JAKARTA, KOMPAS.com - Baju safari biru yang melekat
di badan Mahmud (54) membedakannya dari guru-guru lain di SMA Negeri 13
Jakarta Utara. Karena berstatus guru honorer, Mahmud tidak mengenakan
batik PGRI saat peringatan Hari Guru Nasional, yang jatuh setiap 25
November.
Perbedaan seragam itu tidak pernah memadamkan semangatnya untuk
menjadi guru. Ia bahkan terus berupaya agar statusnya diangkat menjadi
guru tetap dengan status pegawai negeri sipil (PNS).

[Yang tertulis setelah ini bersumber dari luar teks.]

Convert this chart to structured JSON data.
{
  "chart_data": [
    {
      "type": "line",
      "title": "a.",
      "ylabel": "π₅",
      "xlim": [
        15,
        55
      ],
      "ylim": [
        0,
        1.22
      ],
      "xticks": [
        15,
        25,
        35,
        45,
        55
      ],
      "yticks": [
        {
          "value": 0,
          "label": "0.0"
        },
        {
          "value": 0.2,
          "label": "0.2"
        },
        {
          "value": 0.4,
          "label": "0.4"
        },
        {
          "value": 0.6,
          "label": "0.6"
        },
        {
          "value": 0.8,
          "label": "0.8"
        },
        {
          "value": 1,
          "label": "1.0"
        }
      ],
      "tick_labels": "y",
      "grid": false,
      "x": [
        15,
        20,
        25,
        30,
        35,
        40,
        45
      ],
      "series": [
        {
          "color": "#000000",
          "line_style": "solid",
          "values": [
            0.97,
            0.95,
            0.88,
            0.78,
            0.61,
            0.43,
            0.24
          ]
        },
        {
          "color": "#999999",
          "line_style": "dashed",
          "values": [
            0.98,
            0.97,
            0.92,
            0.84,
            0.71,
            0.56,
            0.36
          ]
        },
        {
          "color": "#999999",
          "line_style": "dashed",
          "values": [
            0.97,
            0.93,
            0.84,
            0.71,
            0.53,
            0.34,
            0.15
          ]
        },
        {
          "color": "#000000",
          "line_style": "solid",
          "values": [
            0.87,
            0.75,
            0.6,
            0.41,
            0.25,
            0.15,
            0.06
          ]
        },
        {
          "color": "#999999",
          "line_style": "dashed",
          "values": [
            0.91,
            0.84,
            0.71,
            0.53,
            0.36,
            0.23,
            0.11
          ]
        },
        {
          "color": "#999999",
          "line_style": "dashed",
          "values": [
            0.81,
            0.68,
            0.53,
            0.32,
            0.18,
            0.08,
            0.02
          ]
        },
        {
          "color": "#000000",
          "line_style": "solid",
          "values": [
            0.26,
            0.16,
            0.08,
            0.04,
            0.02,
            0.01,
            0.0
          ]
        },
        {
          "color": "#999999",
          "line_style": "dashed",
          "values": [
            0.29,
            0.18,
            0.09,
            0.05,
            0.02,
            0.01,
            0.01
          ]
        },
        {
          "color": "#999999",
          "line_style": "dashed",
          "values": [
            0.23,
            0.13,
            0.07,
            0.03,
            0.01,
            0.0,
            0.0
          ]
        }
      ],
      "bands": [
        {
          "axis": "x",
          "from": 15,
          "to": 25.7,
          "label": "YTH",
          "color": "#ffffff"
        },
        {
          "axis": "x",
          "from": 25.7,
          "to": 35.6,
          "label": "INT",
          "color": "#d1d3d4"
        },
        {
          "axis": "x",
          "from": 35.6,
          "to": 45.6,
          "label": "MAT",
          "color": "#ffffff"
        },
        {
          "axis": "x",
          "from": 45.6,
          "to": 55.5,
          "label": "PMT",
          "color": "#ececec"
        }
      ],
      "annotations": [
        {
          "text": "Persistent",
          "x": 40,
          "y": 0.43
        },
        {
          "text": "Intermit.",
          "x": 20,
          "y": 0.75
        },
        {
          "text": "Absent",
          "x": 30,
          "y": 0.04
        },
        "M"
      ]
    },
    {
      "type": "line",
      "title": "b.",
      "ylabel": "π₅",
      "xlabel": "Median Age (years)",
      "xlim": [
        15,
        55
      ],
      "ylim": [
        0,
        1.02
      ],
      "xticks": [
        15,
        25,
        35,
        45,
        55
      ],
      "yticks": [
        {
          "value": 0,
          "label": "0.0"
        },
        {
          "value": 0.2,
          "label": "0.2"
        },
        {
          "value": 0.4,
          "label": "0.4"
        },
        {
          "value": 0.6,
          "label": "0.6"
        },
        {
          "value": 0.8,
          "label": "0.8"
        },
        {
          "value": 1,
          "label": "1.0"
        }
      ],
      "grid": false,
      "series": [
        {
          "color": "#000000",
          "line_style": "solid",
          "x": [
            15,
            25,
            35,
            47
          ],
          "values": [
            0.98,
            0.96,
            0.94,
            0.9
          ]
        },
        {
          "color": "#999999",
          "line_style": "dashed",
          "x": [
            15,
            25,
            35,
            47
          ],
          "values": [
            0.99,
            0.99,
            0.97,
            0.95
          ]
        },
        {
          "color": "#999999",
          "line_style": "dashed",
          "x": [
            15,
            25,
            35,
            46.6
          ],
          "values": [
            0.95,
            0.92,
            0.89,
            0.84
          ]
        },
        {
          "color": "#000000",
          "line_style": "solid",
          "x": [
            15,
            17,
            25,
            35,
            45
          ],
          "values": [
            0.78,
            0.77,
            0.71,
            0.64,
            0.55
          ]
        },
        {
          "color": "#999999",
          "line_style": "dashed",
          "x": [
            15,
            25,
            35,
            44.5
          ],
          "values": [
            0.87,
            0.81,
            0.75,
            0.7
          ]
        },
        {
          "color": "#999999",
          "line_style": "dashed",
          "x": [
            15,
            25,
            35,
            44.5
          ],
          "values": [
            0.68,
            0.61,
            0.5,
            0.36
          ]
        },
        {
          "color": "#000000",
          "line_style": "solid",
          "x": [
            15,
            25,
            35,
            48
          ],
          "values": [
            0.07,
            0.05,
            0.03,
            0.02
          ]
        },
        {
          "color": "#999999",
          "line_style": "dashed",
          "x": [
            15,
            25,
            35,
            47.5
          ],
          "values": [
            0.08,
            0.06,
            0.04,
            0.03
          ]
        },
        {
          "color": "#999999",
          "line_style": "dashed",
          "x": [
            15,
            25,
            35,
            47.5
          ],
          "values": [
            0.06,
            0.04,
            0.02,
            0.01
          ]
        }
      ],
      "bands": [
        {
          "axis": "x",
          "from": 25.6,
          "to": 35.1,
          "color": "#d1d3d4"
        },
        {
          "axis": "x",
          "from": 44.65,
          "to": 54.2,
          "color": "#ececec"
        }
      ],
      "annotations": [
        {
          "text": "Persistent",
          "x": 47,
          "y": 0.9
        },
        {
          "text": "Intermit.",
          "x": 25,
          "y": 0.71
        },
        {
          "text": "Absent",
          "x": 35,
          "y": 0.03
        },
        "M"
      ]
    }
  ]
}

Sudah 23 tahun Mahmud bekerja sebagai guru honorer. Sudah lebih
dari tiga kali ia mengikuti ujian penyaringan pegawai negeri sipil.
Namun, keberuntungan belum beradap di pihaknya, ia selalu gagal lolos
ujian calon PNS. Hingga kini, Mahmud masih menjadi guru agama islam
dengan status honorer.
Menjadi guru sudah menjadi tekad Mahmud sejak kecil. Statusnya
sebagai tenaga honorer tak menjadi masalah, yang penting ia dapat
mewujudkan salah satu keinginan orangtuanya.
"Yang penting saya ngajar sampai akhir hayat sesuai dengan harapan ibu saya, salah satu anaknya menjadi guru," ujar Mahmud kepada Kompas.com di SMAN 13 Jakarta Utara, Senin (25/11/2013).
Mahmud menyadari bahwa salah satu hal yang mengganjalnya untuk
lulus dalam seleksi PNS adalah ijazah sarjana mudanya yang sempat hilang
pada 2002. Ia baru mendapatkan ijazah kembali dengan kembali bersekolah
pada 2006 dan lulus empat tahun kemudian.
Mahmud selalu ikhlas menjalani pengabdiannya sebagai pengajar.
Meski demikian, ia juga merasa sedih karena apabila ia diterima pada
tahun ini, maka statusnya sebagai guru tetap hanya akan berjalan selama 6
tahun. Pada usia 60 tahun, seorang guru tetap harus pensiun.
"Guru honorer itu rasanya agak merasa enggak diutamakan. Selama ngajar belum pernah jadi wali kelas karena saya masih honorer. Dalam susunan guru ataupun foto saya juga enggak ada," kata Mahmud.
Status pegawai honorer juga membuat bapak tiga anak itu terus
diselimuti rasa khawatir karena sewaktu-waktu dapat dikeluarkan dari
sekolah. Kontrak mengajarnya menyisakan waktu 2 tahun lagi. Jika
kontraknya berakhir sebelum itu, maka kelangsungan hidup keluarganya
menjadi tanda tanya.
""Ikhlas saja, biar saya hanya bawa uang Rp 10.000 tiap hari, yang penting saya ngajar jangan dikeluarin sampai akhir hayat," ujar Mahmud.
Honor yang diperoleh Mahmud itu tentu saja tidak cukup untuk
membiayai keluarganya. Apalagi, ia juga tak pernah mendapatkan tunjangan
sebagaimana guru-guru lain yang berstatus tetap. Meski demikian, Mahmud
tetap berharap dapat menjalani panggilan dari jiwanya menjadi guru,
demi mewujudkan harapan sang ibu tercinta.